Now looking to this problem with a different and easier approach, let us pave our ways to a proof by contradiction.
To show that the null set is indeed a set, we can prove it indirectly using the assumption that it is not a set. Let's assume that the null set, $\emptyset$, is not a set. In such a case, we would have: $\nexists \emptyset\ \forall x\ x\notin\emptyset$
This statement asserts that there is no set, $\emptyset$, such that for every element $x$, $x$ is not a member of itself. However, this contradicts the comprehension axiom and the definition we derived earlier.
By contradiction, we can conclude that the null set must be considered a set according to the axioms of set theory.
However, further proving by contradiction seems redundant tho. "-"
Because otherwise the algebra of sets becomes unnecessarily complicated.
For any pair of sets $A,B$ we have the operations of union and difference, $A \cup B$ and $A \setminus B$. If we were to exclude the empty set then the union remains well-defined, but the difference is ill-defined if $A$ is contained in $B$. Similarly, the symmetric difference $A \triangle B = (A \setminus B) \cup (B \setminus A)$ is ill-defined if $A \neq B$, and has to be separately defined in the cases where $A \subseteq B$ or $B \subseteq A$.
More generally, exclusion of the empty set breaks the axiom schema of specification, which is not something we want to break unless absolutely necessary.
There are several good reasons why the empty set is indeed a set.
One important factor is that it's convinient and fits with other stuff.

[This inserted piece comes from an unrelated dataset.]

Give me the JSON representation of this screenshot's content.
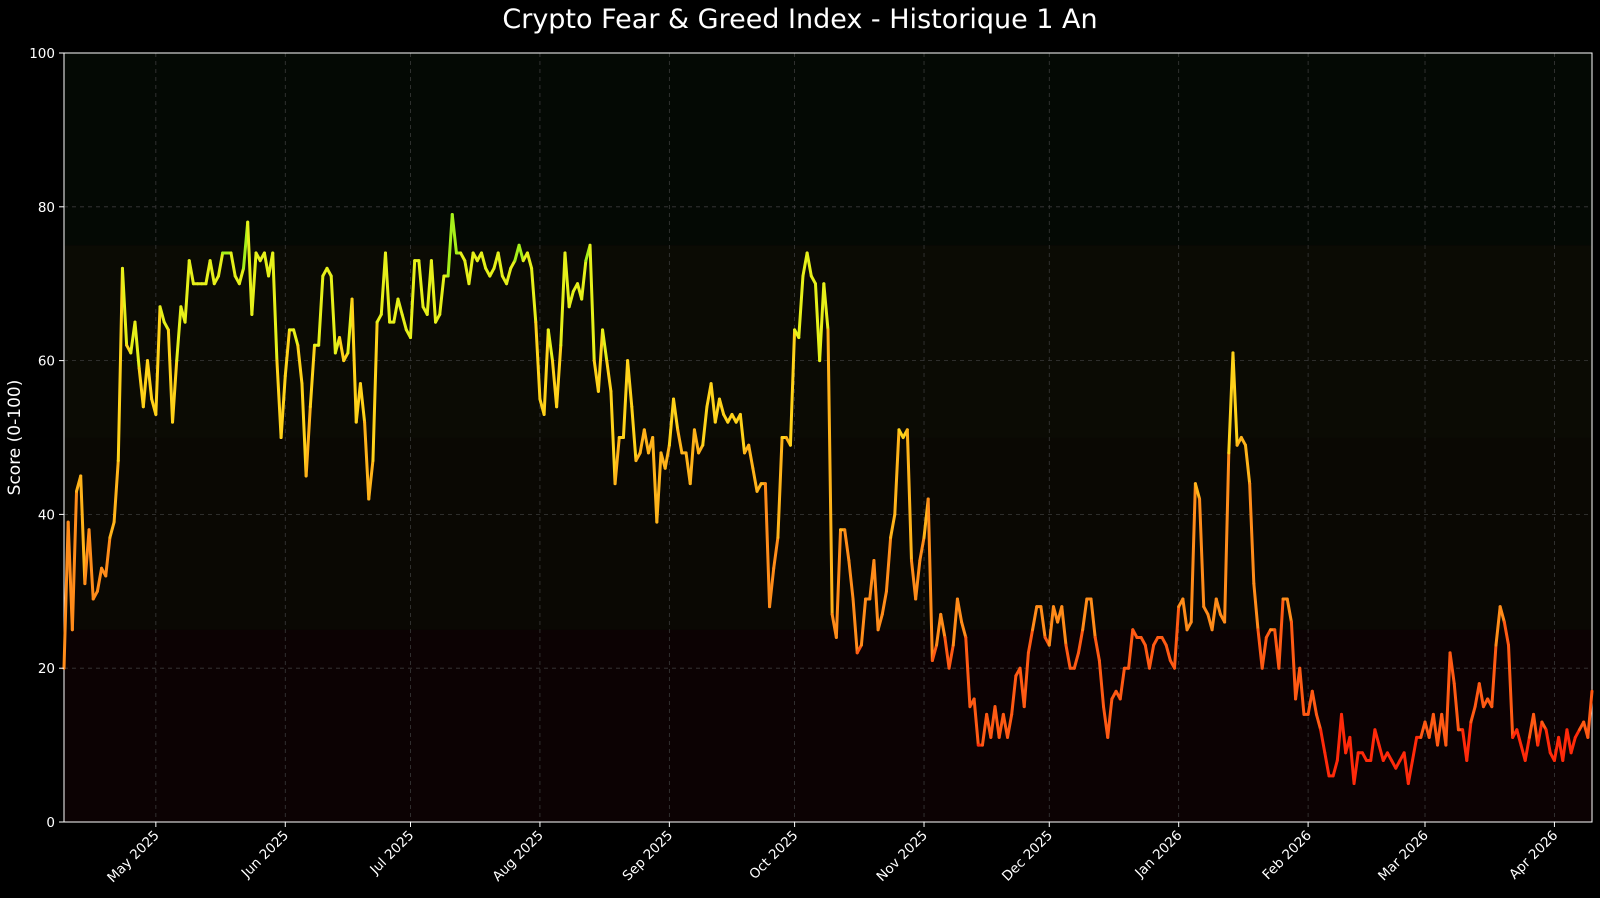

Similar to how 0! = 1. There's often a lot of possibilities in how you could define edge cases, but very often there's also pretty good reasons to do it a particular way, because it better follows behaviors of other seemingly unrelated mathematical constructs.
One thing the empty set allows you, for example, is to use that to construct number theory inside set theory, because it serves as a starting point of being an actual thing. So you can define 0 as the empty set ∅, 1 as the set that contains the empty set {∅}, 2 as the set set that contains 1 and the empty set {{∅},∅}, and so on.